Closed soans1994 closed 3 years ago

soans1994 commented 3 years ago

hello author,

  1. i wanted to ask about the performance of the fpga in real time camera. Is it fast enough to be used in self driving cars?
  2. can the tensorflow keras models be converted using leflow? also the models must be trained according to the fpga camera resolution?

sorry for silly questions. thank you

danielholanda commented 3 years ago

1 - LeFlow is definitely not fast enough for being used in real-time self-driving car applications. 2 - To map Tensorflow scripts to Verilog you need to follow the syntax shown in the examples directory. Ideally, you should train your model and perform inference using the same resolution.

soans1994 commented 3 years ago

1 - LeFlow is definitely not fast enough for being used in real-time self-driving car applications. 2 - To map Tensorflow scripts to Verilog you need to follow the syntax shown in the examples directory. Ideally, you should train your model and perform inference using the same resolution.
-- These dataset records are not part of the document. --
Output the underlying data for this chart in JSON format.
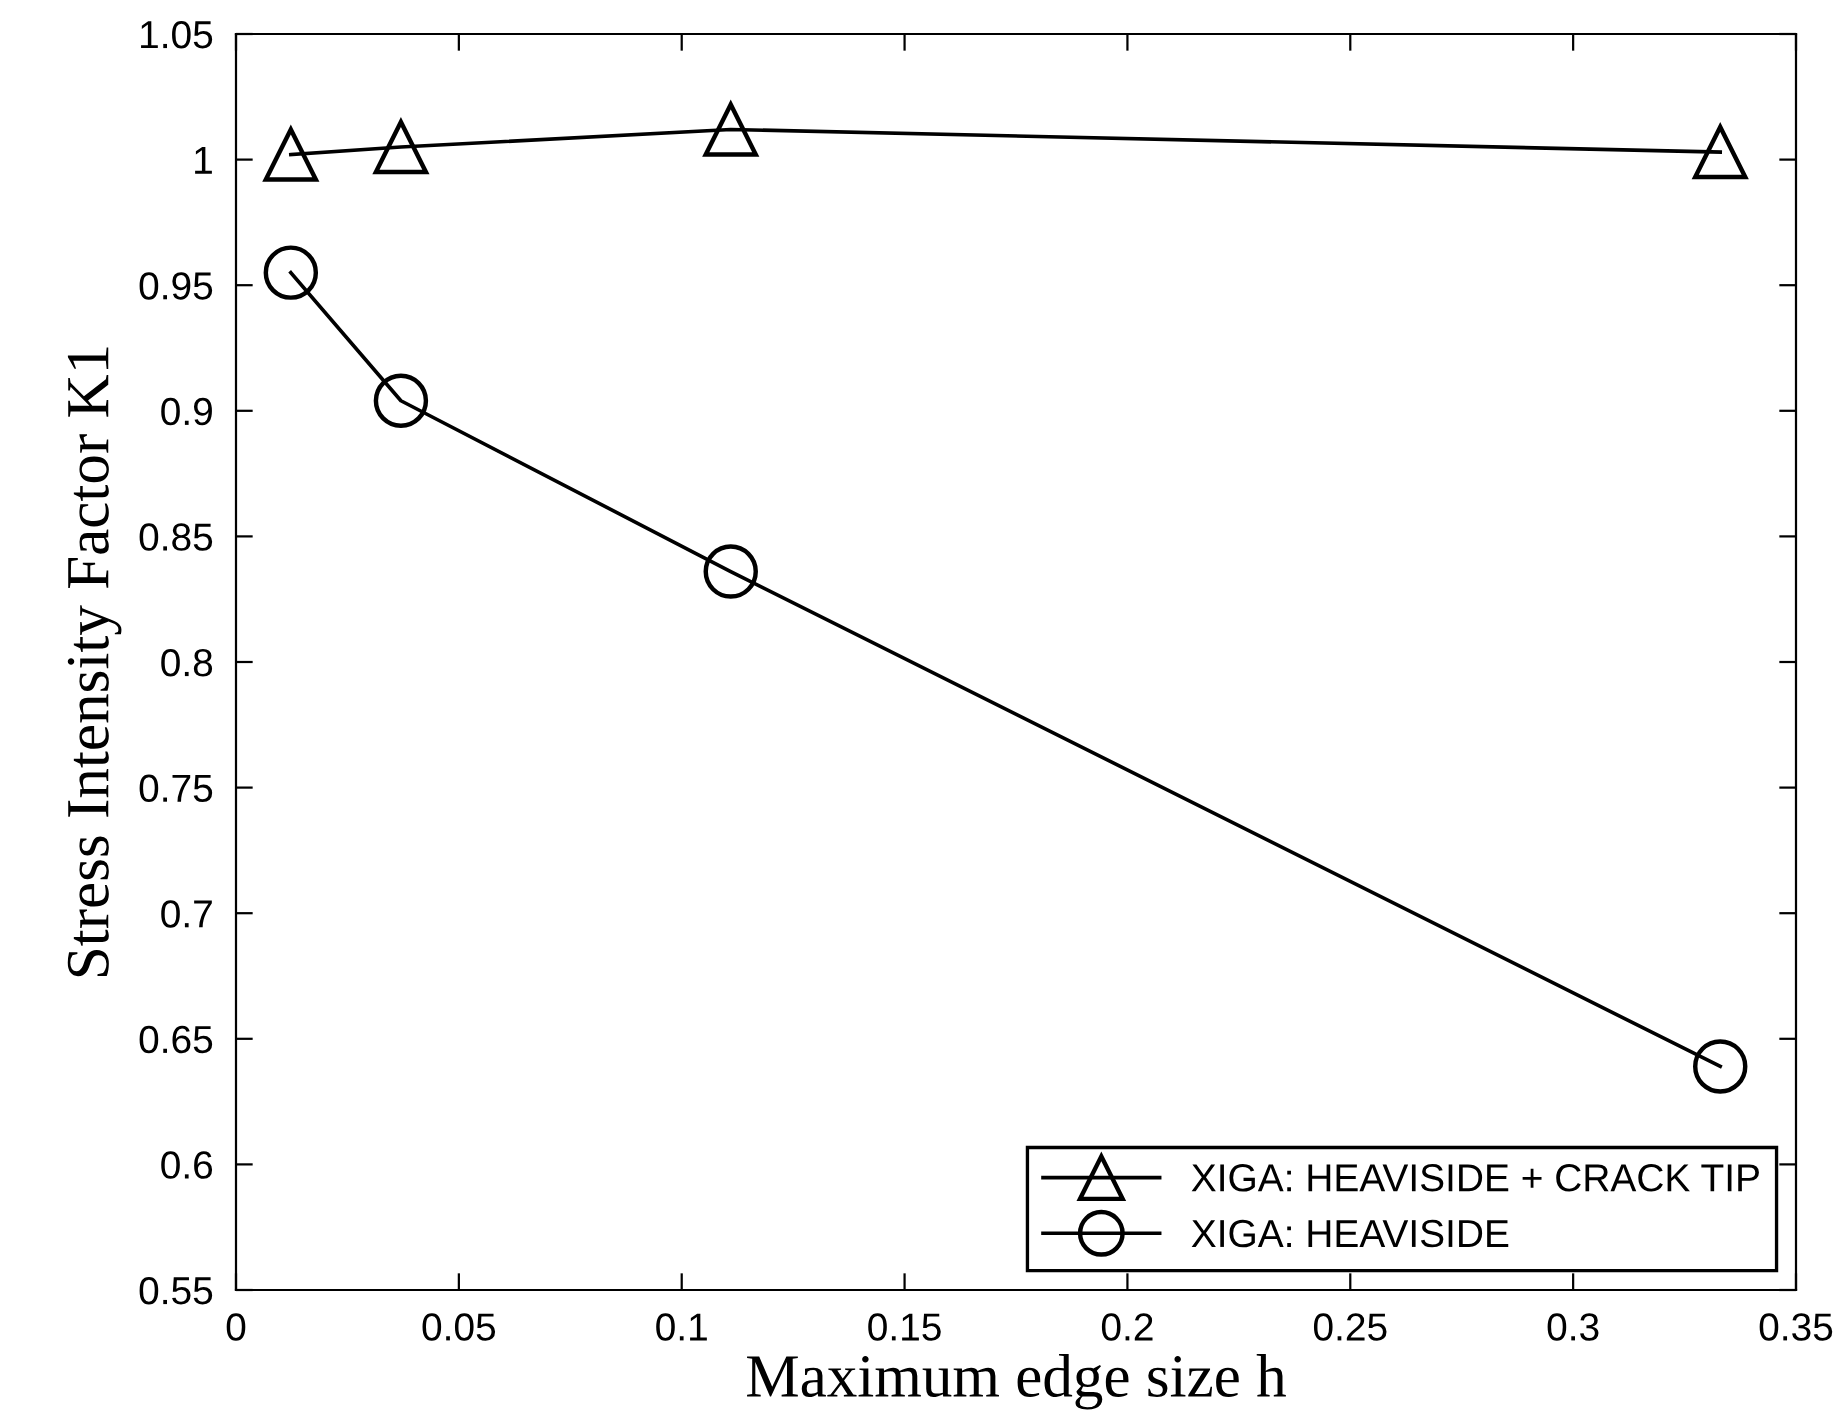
{
  "chart_data": {
    "type": "line",
    "xlabel": "Maximum edge size h",
    "ylabel": "Stress Intensity Factor K1",
    "x": [
      0.0123,
      0.037,
      0.111,
      0.333
    ],
    "series": [
      {
        "name": "XIGA: HEAVISIDE + CRACK TIP",
        "color": "#000000",
        "marker": "triangle",
        "values": [
          1.002,
          1.005,
          1.012,
          1.003
        ]
      },
      {
        "name": "XIGA: HEAVISIDE",
        "color": "#000000",
        "marker": "circle",
        "values": [
          0.955,
          0.904,
          0.836,
          0.639
        ]
      }
    ],
    "xlim": [
      0,
      0.35
    ],
    "xticks": [
      0,
      0.05,
      0.1,
      0.15,
      0.2,
      0.25,
      0.3,
      0.35
    ],
    "ylim": [
      0.55,
      1.05
    ],
    "yticks": [
      0.55,
      0.6,
      0.65,
      0.7,
      0.75,
      0.8,
      0.85,
      0.9,
      0.95,
      1,
      1.05
    ],
    "grid": false,
    "legend": "bottom right",
    "line_style": "solid"
  }
}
thank you for your reply. I want to ask about the scope of deploying cnn models in fpga. Is it widely used? what is the advantage of using fpga's. i had learnt about fpgas in my graduation courses, but i dont know how it is used in practical applications. I want to check my cnn models performance on hardware. I was thinking about nvidia jetson nano/tx2 boards. Are FPGAs more powerful?

thank you

danielholanda commented 3 years ago

FPGAs might offer a better performance-per-watt and better latency (but often not better thoughput depending on the workload). I recommend reading about project Brainwave (from Microsoft) as a start. If you simply just want to make something work, GPUs are easier to start with.